Nasionalisme Teror
Kolom

Nasionalisme Teror

Akhir Mei 2003 terjadi aksi kekerasan terhadap kantor Kontras dan PBHI. Dari berbagai media, kantor Kontras diacak-acak, kaca jendela kantor dipecahkan. Tidak sampai di situ, terjadi kekerasan terhadap pekerja HAM Kontras, Ori Rahman. Koordinator Kontras ini diuji nasionalismenya dengan lafadz lagu Indonesia Raya.

Bacaan 2 Menit
Nasionalisme Teror
Hukumonline

Tidak ada satu landasan hukum dan moral pada bangsa-bangsa beradab yang dapat melegitimasi aksi kekerasan seperti  ini.

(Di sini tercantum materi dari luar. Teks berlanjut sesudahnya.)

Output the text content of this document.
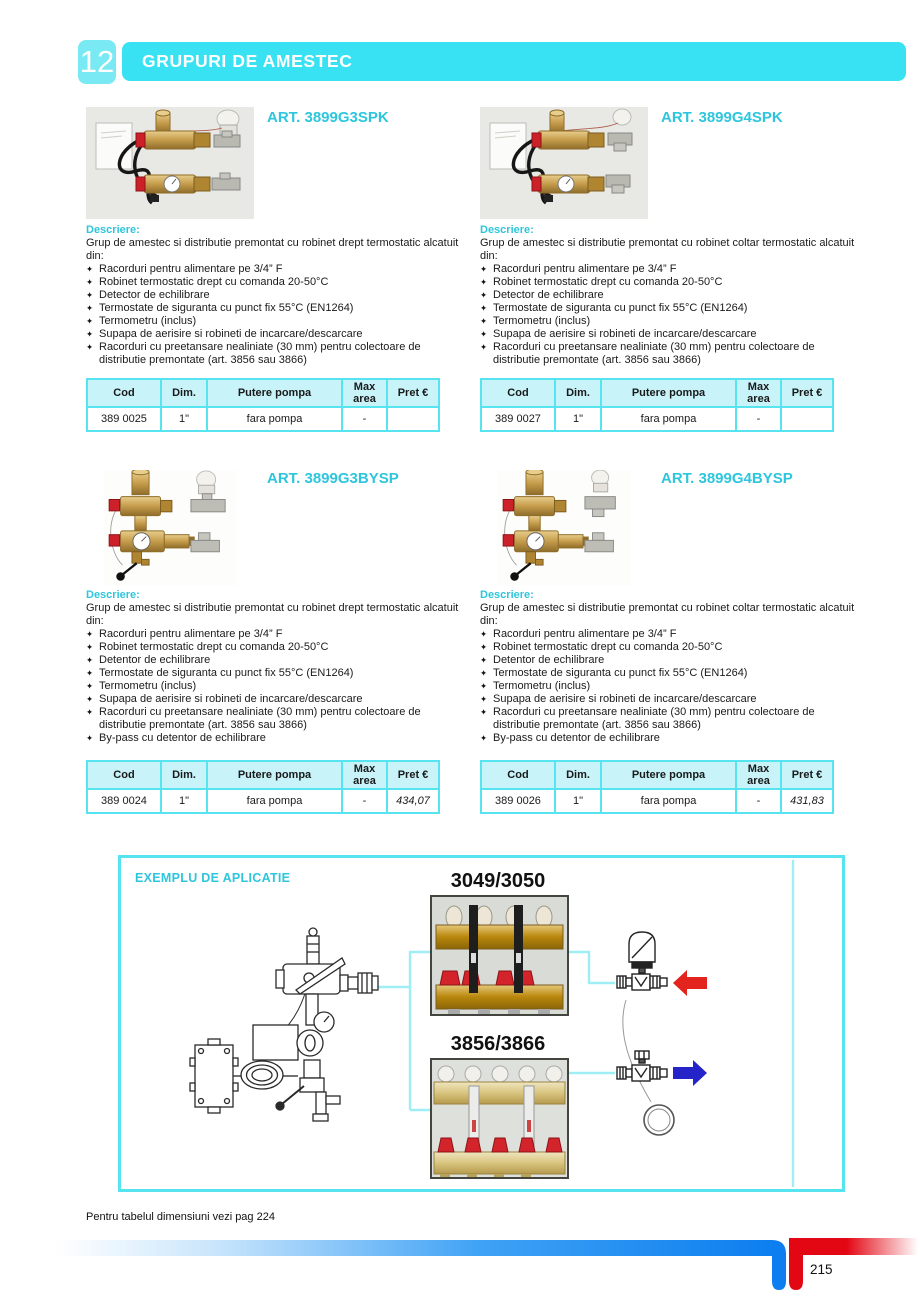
12 GRUPURI DE AMESTEC
ART. 3899G3SPK
Descriere:
Grup de amestec si distributie premontat cu robinet drept termostatic alcatuit din:
✦ Racorduri pentru alimentare pe 3/4” F
✦ Robinet termostatic drept cu comanda 20-50°C
✦ Detector de echilibrare
✦ Termostate de siguranta cu punct fix 55°C (EN1264)
✦ Termometru (inclus)
✦ Supapa de aerisire si robineti de incarcare/descarcare
✦ Racorduri cu preetansare nealiniate (30 mm) pentru colectoare de distributie premontate (art. 3856 sau 3866)
Cod	Dim.	Putere pompa	Max area	Pret €
389 0025	1"	fara pompa	-	
ART. 3899G4SPK
Descriere:
Grup de amestec si distributie premontat cu robinet coltar termostatic alcatuit din:
✦ Racorduri pentru alimentare pe 3/4” F
✦ Robinet termostatic drept cu comanda 20-50°C
✦ Detector de echilibrare
✦ Termostate de siguranta cu punct fix 55°C (EN1264)
✦ Termometru (inclus)
✦ Supapa de aerisire si robineti de incarcare/descarcare
✦ Racorduri cu preetansare nealiniate (30 mm) pentru colectoare de distributie premontate (art. 3856 sau 3866)
Cod	Dim.	Putere pompa	Max area	Pret €
389 0027	1"	fara pompa	-	
ART. 3899G3BYSP
Descriere:
Grup de amestec si distributie premontat cu robinet drept termostatic alcatuit din:
✦ Racorduri pentru alimentare pe 3/4” F
✦ Robinet termostatic drept cu comanda 20-50°C
✦ Detentor de echilibrare
✦ Termostate de siguranta cu punct fix 55°C (EN1264)
✦ Termometru (inclus)
✦ Supapa de aerisire si robineti de incarcare/descarcare
✦ Racorduri cu preetansare nealiniate (30 mm) pentru colectoare de distributie premontate (art. 3856 sau 3866)
✦ By-pass cu detentor de echilibrare
Cod	Dim.	Putere pompa	Max area	Pret €
389 0024	1"	fara pompa	-	434,07
ART. 3899G4BYSP
Descriere:
Grup de amestec si distributie premontat cu robinet coltar termostatic alcatuit din:
✦ Racorduri pentru alimentare pe 3/4” F
✦ Robinet termostatic drept cu comanda 20-50°C
✦ Detentor de echilibrare
✦ Termostate de siguranta cu punct fix 55°C (EN1264)
✦ Termometru (inclus)
✦ Supapa de aerisire si robineti de incarcare/descarcare
✦ Racorduri cu preetansare nealiniate (30 mm) pentru colectoare de distributie premontate (art. 3856 sau 3866)
✦ By-pass cu detentor de echilibrare
Cod	Dim.	Putere pompa	Max area	Pret €
389 0026	1"	fara pompa	-	431,83
EXEMPLU DE APLICATIE	3049/3050
3856/3866
Pentru tabelul dimensiuni vezi pag 224
215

Niccolo Machiavelli (Il Principe-The Prince, 1532) mengatakam "there are two methods of fighting, the one by law, the other by force; the first method is that of men, the second of beasts".

 

Perbuatan main hakim sendiri (eigenrichting) terhadap kantor dan pekerja HAM tersebut sudah termasuk kategori pelanggaran HAM serius. Salah satu HAM yang sifatnya tak dapat dikurangi (non derogable rights) dalam suatu pertautan sosial adalah hak untuk tidak disiksa (no torture).

 

Aksi anarkis ini dapat terkategori sebagai teror dan juga termasuk tindak pidana, penganiayaan yang dilakukan bersama-sama, sengaja menimbulkan sakit atau luka  (Pasal 351-358 KUHPidana). Apapun motifnya bahwa ketika hukum masih dipercaya, maka kekerasan ini harus diselesaikan melalui mekanisme hukum.

 

Proses hukum dilakukan bukan untuk memenjarakan pelakunya, melainkan agar koban berikutnya tidak mendapat giliran yang dapat dilakukan oleh elemen lain terhadap elemen lain. Di sinilah hukum dapat menjalankan fungsi kontrol dan deterennya dalam kehidupan bernasion yang kita lakonkan.

 

Pekerja HAM anasionalis?

 

Motif aksi tersebut tesebut menjadi absurd jika dibedah dengan pisau nasionalisme seperti yang dituduhkan kepada pekerja HAM sebagai anasionalis karena menentang dan menyoroti Operasi Daerah Militer (ODM). Bagian paling fundamental bernasion tidak lain adalah berkemanusiaan. Terbentuknya Indonesia dari Sabang sampai Merauke semata alasannya berkemanusiaan -- bukan berkekuasaan -- akibat nasib ketidakmanusiaan yang dialami bersama dari kaum penjajah.

 

Oleh karenanya, pondasi nasionalisme berada pada altar horizontal, yaitu rakyat bukan pada kekuasaan. Kekuasaan hanyalah alat yang dikreasikan nasion untuk mengkonservasi dan memajukan kemanusiaan. Kalau kebijakan kekuasaan berpotensi merusak kemanusiaan, maka sangat sah adanya ketika seorang/kelompok  menentang kebijakan itu.    

 

Pekerja HAM yang menentang atau menyoroti ODM dengan berbagai kasus pelanggaran HAM yang bakal/terjadi tidak boleh serta merta distigma anasionalis. Justru kalau mereka acuh akan berbagai potensi/pelanggaran HAM di Aceh, maka patut dicurigai sebagai anasionalis atau "nasionalisme acuh bebek".